Meticulously researched, broad in its historical scope, Jacks and Jokers (QUP, 2014), the second books in Matthew Condon’s examination of police corruption in Queensland from the late 1950s to the late 1980s, is among a wave of recent books that have redefined the craft of Australian true crime writing (John Safran’s Murder in Mississippiand Anna Krien’s Night Games, are two others).
Indeed, the label ‘true crime’ almost doesn’t seem a fitting way to describe what Condon has done in Jacks and Jokers or the first instalment, Three Crooked Kings (2013). The books almost form an alternative history of a period of Queensland’s development that has been much talked about and often parodied, but little known or understood, both in and outside of the Sunshine State.

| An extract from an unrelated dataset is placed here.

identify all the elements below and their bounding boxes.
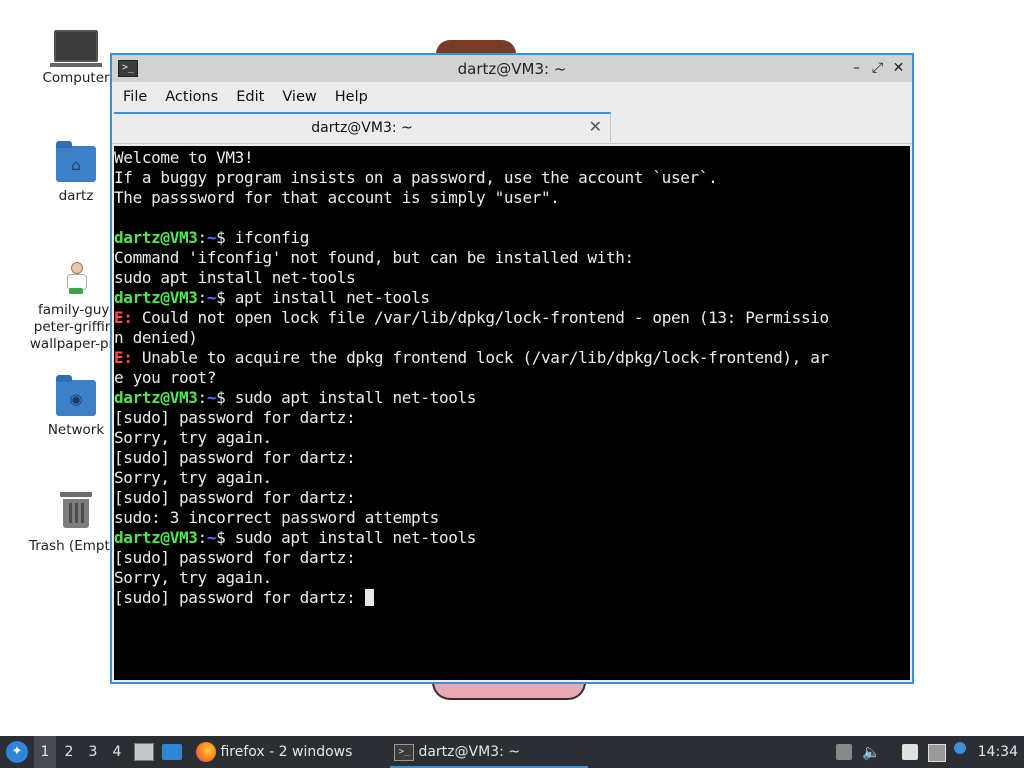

As was the case with Three Crooked Kings, the narrative spine of Jacks and Jokers is the career of Terry Lewis. Lewis joined the Queensland police force at twenty and rose to be commissioner before the Fitzgerald Inquiry in the late 80s or, as it was formally known, The Commission of Inquiry into Possible Illegal Activities and Associated Police Misconduct, which led to his trial and conviction on various charges, including accepting vast amounts in bribes to protect vice and illegal gambling.

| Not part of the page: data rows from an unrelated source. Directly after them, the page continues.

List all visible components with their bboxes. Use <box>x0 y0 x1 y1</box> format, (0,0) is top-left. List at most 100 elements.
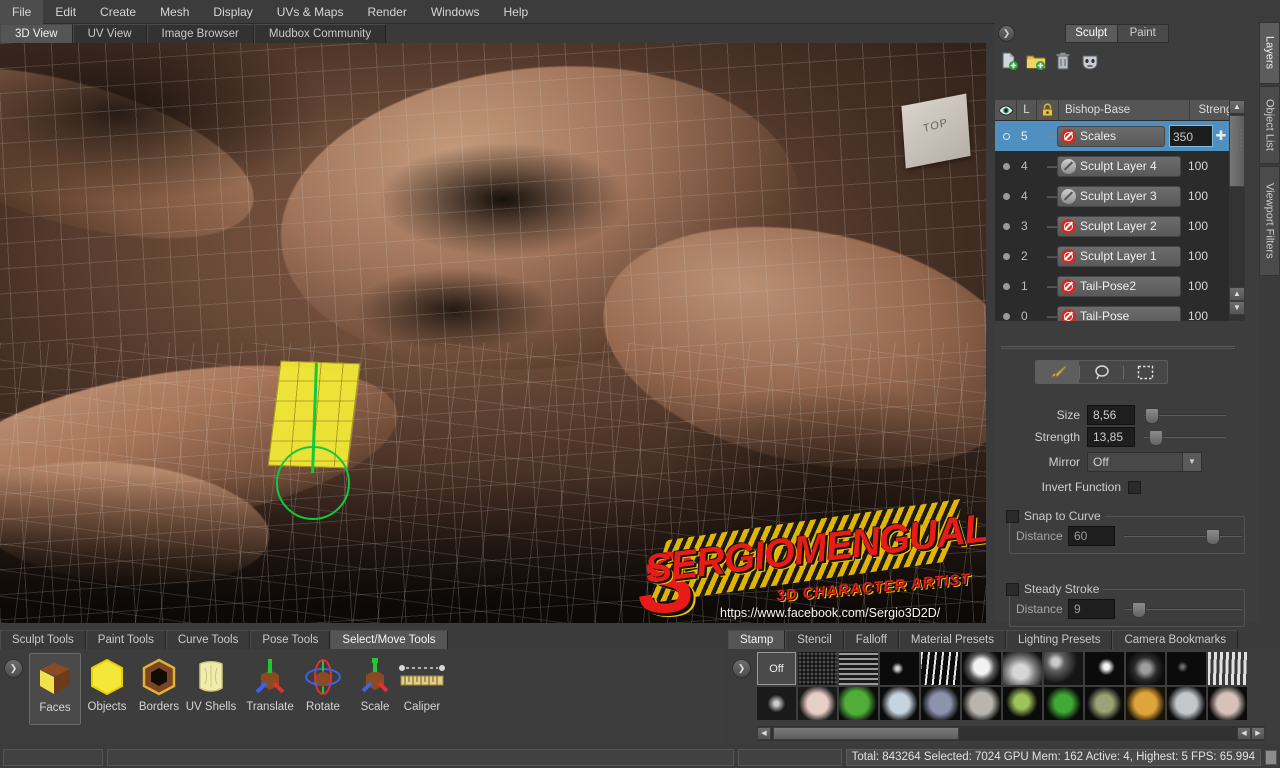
tool-objects[interactable]: Objects <box>81 653 133 725</box>
layer-visibility-toggle[interactable] <box>995 189 1017 203</box>
tab-paint-tools[interactable]: Paint Tools <box>85 630 166 649</box>
scroll-left-icon-2[interactable]: ◀ <box>1237 727 1251 740</box>
layer-strength-value[interactable]: 100 <box>1185 249 1229 263</box>
view-cube-gizmo[interactable]: TOP <box>901 93 971 169</box>
resize-grip[interactable] <box>1265 749 1277 765</box>
strength-slider[interactable] <box>1144 430 1226 446</box>
layer-chip[interactable]: Tail-Pose <box>1057 305 1181 321</box>
stamp-thumbnail[interactable] <box>798 687 837 720</box>
stamp-thumbnail[interactable] <box>1167 687 1206 720</box>
tab-stamp[interactable]: Stamp <box>728 630 786 649</box>
scroll-up-icon[interactable]: ▲ <box>1229 100 1245 114</box>
steady-stroke-checkbox[interactable] <box>1006 583 1019 596</box>
scroll-down-icon[interactable]: ▼ <box>1229 301 1245 315</box>
stamp-thumbnail[interactable] <box>880 652 919 685</box>
stamp-thumbnail[interactable] <box>757 687 796 720</box>
invert-function-checkbox[interactable] <box>1128 480 1141 494</box>
tool-borders[interactable]: Borders <box>133 653 185 725</box>
size-input[interactable]: 8,56 <box>1087 405 1135 425</box>
sculpt-paint-toggle[interactable]: Sculpt Paint <box>1065 24 1169 43</box>
stamp-thumbnail[interactable] <box>962 652 1001 685</box>
tab-curve-tools[interactable]: Curve Tools <box>165 630 251 649</box>
layer-strength-value[interactable]: 100 <box>1185 159 1229 173</box>
marquee-icon[interactable] <box>1124 361 1167 383</box>
tool-scale[interactable]: Scale <box>349 653 401 725</box>
layer-list-scroll-buttons[interactable]: ▲ ▼ <box>1229 287 1245 321</box>
brush-icon[interactable] <box>1036 361 1079 383</box>
stamp-thumbnail[interactable] <box>880 687 919 720</box>
vtab-layers[interactable]: Layers <box>1259 22 1280 84</box>
mask-icon[interactable] <box>1080 51 1100 71</box>
tab-select-move-tools[interactable]: Select/Move Tools <box>330 630 448 649</box>
tool-uv-shells[interactable]: UV Shells <box>185 653 237 725</box>
stamp-thumbnail[interactable] <box>839 687 878 720</box>
vtab-viewport-filters[interactable]: Viewport Filters <box>1259 166 1280 276</box>
toggle-paint[interactable]: Paint <box>1118 25 1169 42</box>
tool-rotate[interactable]: Rotate <box>297 653 349 725</box>
menu-item-create[interactable]: Create <box>88 0 148 24</box>
stamp-thumbnail[interactable] <box>1085 687 1124 720</box>
add-layer-icon[interactable]: ✚ <box>1213 128 1229 144</box>
layer-row-sculpt-layer-2[interactable]: 3 — Sculpt Layer 2 100 <box>995 211 1229 241</box>
tab-mudbox-community[interactable]: Mudbox Community <box>253 24 387 43</box>
stamp-thumbnail[interactable] <box>1003 652 1042 685</box>
layer-row-sculpt-layer-1[interactable]: 2 — Sculpt Layer 1 100 <box>995 241 1229 271</box>
layer-visibility-toggle[interactable] <box>995 279 1017 293</box>
layer-visibility-toggle[interactable] <box>995 159 1017 173</box>
snap-to-curve-checkbox[interactable] <box>1006 510 1019 523</box>
layer-visibility-toggle[interactable] <box>995 249 1017 263</box>
scrollbar-thumb[interactable] <box>1229 115 1245 187</box>
menu-item-windows[interactable]: Windows <box>419 0 492 24</box>
stamp-thumbnail[interactable] <box>1126 687 1165 720</box>
tab-uv-view[interactable]: UV View <box>72 24 147 43</box>
layer-chip[interactable]: Sculpt Layer 2 <box>1057 215 1181 237</box>
stamp-thumbnail[interactable] <box>1167 652 1206 685</box>
stamp-thumbnail[interactable] <box>1085 652 1124 685</box>
layer-strength-value[interactable]: 350 <box>1169 125 1213 147</box>
stamp-thumbnail[interactable] <box>1044 652 1083 685</box>
steady-distance-input[interactable]: 9 <box>1068 599 1115 619</box>
layer-row-scales[interactable]: 5 — Scales 350 ✚ <box>995 121 1229 151</box>
strength-input[interactable]: 13,85 <box>1087 427 1135 447</box>
layer-strength-value[interactable]: 100 <box>1185 279 1229 293</box>
stamp-tray-scrollbar[interactable]: ◀ ◀ ▶ <box>757 726 1265 741</box>
tab-sculpt-tools[interactable]: Sculpt Tools <box>0 630 86 649</box>
layer-row-sculpt-layer-4[interactable]: 4 — Sculpt Layer 4 100 <box>995 151 1229 181</box>
layer-chip[interactable]: Sculpt Layer 4 <box>1057 155 1181 177</box>
layer-chip[interactable]: Scales <box>1057 125 1165 147</box>
chevron-right-icon[interactable]: ❯ <box>998 25 1015 42</box>
stamp-thumbnail[interactable] <box>921 652 960 685</box>
tab-pose-tools[interactable]: Pose Tools <box>250 630 331 649</box>
layer-chip[interactable]: Sculpt Layer 1 <box>1057 245 1181 267</box>
tab-3d-view[interactable]: 3D View <box>0 24 73 43</box>
tray-expand-icon[interactable]: ❯ <box>4 659 23 678</box>
stamp-off[interactable]: Off <box>757 652 796 685</box>
toggle-sculpt[interactable]: Sculpt <box>1066 25 1117 42</box>
steady-distance-slider[interactable] <box>1124 602 1242 618</box>
scroll-right-icon[interactable]: ▶ <box>1251 727 1265 740</box>
stamp-thumbnail[interactable] <box>1126 652 1165 685</box>
stamp-thumbnail[interactable] <box>1208 687 1247 720</box>
layer-list[interactable]: 5 — Scales 350 ✚ 4 — Sculpt Layer 4 100 <box>995 121 1229 321</box>
layer-row-tail-pose2[interactable]: 1 — Tail-Pose2 100 <box>995 271 1229 301</box>
selection-mode-selector[interactable] <box>1035 360 1168 384</box>
stamp-thumbnail[interactable] <box>1208 652 1247 685</box>
stamp-thumbnail[interactable] <box>798 652 837 685</box>
tool-faces[interactable]: Faces <box>29 653 81 725</box>
stamp-tray-expand-icon[interactable]: ❯ <box>732 659 751 678</box>
layer-chip[interactable]: Sculpt Layer 3 <box>1057 185 1181 207</box>
layer-row-tail-pose[interactable]: 0 — Tail-Pose 100 <box>995 301 1229 321</box>
delete-layer-icon[interactable] <box>1053 51 1073 71</box>
tab-camera-bookmarks[interactable]: Camera Bookmarks <box>1112 630 1239 649</box>
3d-viewport[interactable]: TOP S SERGIOMENGUAL 3D CHARACTER ARTIST … <box>0 43 986 623</box>
menu-item-edit[interactable]: Edit <box>43 0 88 24</box>
tool-caliper[interactable]: Caliper <box>396 653 448 725</box>
menu-item-display[interactable]: Display <box>201 0 264 24</box>
eye-icon[interactable] <box>995 100 1017 120</box>
size-slider[interactable] <box>1144 408 1226 424</box>
tab-image-browser[interactable]: Image Browser <box>146 24 254 43</box>
menu-item-help[interactable]: Help <box>492 0 541 24</box>
chevron-down-icon[interactable]: ▼ <box>1182 453 1201 471</box>
tab-lighting-presets[interactable]: Lighting Presets <box>1005 630 1113 649</box>
stamp-thumbnail-grid[interactable]: Off <box>757 652 1277 720</box>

Condon begins Jacks and Jokers in 1976 with the aftermath of the rape of sex worker Mary Anne Brifman, daughter of brothel madam Shirley Brifman, whose illegal activities were detailed in Condon’s earlier book. Shirley Brifman was found dead of a drug overdose in March 1972 and the incident ruled a ‘suicide’, despite suspicious circumstances around her death and the fact she had turned whistle blower on the corrupt cops who had provided protection in exchange for money. Mary Anne only discovered after the fact that her rapist was a Queensland police officer who was never prosecuted for the crime.